If you were one of those who backed him at Fairyhouse, and for the Triumph Hurdle, then move to the back of the class.


WHEN Prince Of Fire won a Leopardstown maiden hurdle by a comfortable four lengths at Christmas of 2009 his trainer, Charlie Swan, described him as the best horse he had ever trained.

Prince Of Fire, however, went on to run 16 more times over jumps and only managed a solitary a win, which came in a beginners’ chase at Limerick.

When he scored at Leopardstown the ground was yielding and the description of the Limerick surface was good.
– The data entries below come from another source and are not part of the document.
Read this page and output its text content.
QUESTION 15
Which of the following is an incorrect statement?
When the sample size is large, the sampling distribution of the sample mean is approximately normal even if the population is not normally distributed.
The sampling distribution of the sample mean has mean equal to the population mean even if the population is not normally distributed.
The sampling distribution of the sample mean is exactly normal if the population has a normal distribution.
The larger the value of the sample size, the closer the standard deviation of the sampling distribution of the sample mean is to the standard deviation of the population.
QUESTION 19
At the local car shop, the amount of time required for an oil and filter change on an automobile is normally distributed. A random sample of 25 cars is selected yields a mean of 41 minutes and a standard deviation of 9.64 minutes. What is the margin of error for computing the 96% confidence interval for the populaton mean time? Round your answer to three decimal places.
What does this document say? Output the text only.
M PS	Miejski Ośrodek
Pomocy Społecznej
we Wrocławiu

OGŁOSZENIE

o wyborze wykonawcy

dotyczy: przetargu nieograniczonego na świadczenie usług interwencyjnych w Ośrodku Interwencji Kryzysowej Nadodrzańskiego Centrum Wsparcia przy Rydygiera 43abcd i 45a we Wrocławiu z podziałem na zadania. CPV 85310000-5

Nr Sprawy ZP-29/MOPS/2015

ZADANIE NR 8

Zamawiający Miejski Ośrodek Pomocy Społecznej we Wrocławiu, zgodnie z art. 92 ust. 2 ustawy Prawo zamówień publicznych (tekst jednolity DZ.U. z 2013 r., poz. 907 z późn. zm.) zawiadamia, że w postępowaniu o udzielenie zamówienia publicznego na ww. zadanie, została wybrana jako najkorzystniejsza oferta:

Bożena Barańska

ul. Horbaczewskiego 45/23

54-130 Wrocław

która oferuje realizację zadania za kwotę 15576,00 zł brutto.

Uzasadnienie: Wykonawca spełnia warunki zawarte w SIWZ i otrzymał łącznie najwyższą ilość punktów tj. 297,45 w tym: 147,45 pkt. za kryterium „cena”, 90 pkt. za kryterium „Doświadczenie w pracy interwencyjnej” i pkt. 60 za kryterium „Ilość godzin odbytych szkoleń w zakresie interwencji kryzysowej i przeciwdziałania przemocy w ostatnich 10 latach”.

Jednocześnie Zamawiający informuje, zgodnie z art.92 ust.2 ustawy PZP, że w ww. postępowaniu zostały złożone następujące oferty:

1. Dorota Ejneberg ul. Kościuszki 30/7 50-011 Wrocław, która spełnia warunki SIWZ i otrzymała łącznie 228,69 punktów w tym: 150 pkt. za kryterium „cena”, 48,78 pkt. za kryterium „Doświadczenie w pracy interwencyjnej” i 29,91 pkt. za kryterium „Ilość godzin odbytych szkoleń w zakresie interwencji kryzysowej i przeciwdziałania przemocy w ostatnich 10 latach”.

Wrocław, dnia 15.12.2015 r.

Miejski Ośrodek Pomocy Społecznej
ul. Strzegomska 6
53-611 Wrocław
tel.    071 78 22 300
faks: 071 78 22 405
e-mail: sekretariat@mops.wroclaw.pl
The seven-year-old has now had his attentions turned to the all-weather at Dundalk and, finally, we begin to realise why he once had Swan up and out of his chair.

His record now is two from four and he was impressive when winning a competitive handicap there a week last night.

Every cloud has a silver lining, apparently, and because of Prince Of Fire’s indifferent form in the past, he looks really nicely handicapped over both fences and hurdles.

We now know he has to have decent ground to produce his best and is surely one to note, when returning to grass. In the meantime, Swan tells me he will first run in the charity race at Cheltenham.


THE handicapper had reason to feel pleased, following the Grade 2 novice hurdle won by Felix Yonger at Naas last Saturday.

Despite the fact Willie Mullins’ charge won what looked a modest enough maiden at Downpatrick previously, he had him clear top-rated.

His assessment was spot-on and Felix Yonger proved far too good for his rivals, winning by three lengths, after being none too clever at the last.

And the difference that well-publicised little adjustment to help his wind has made to Rathlin was again plainly obvious at Naas. He bolted in for the third time in-a-row and the bundles he cost us in the early part of the campaign are but a distant memory. Yeah right!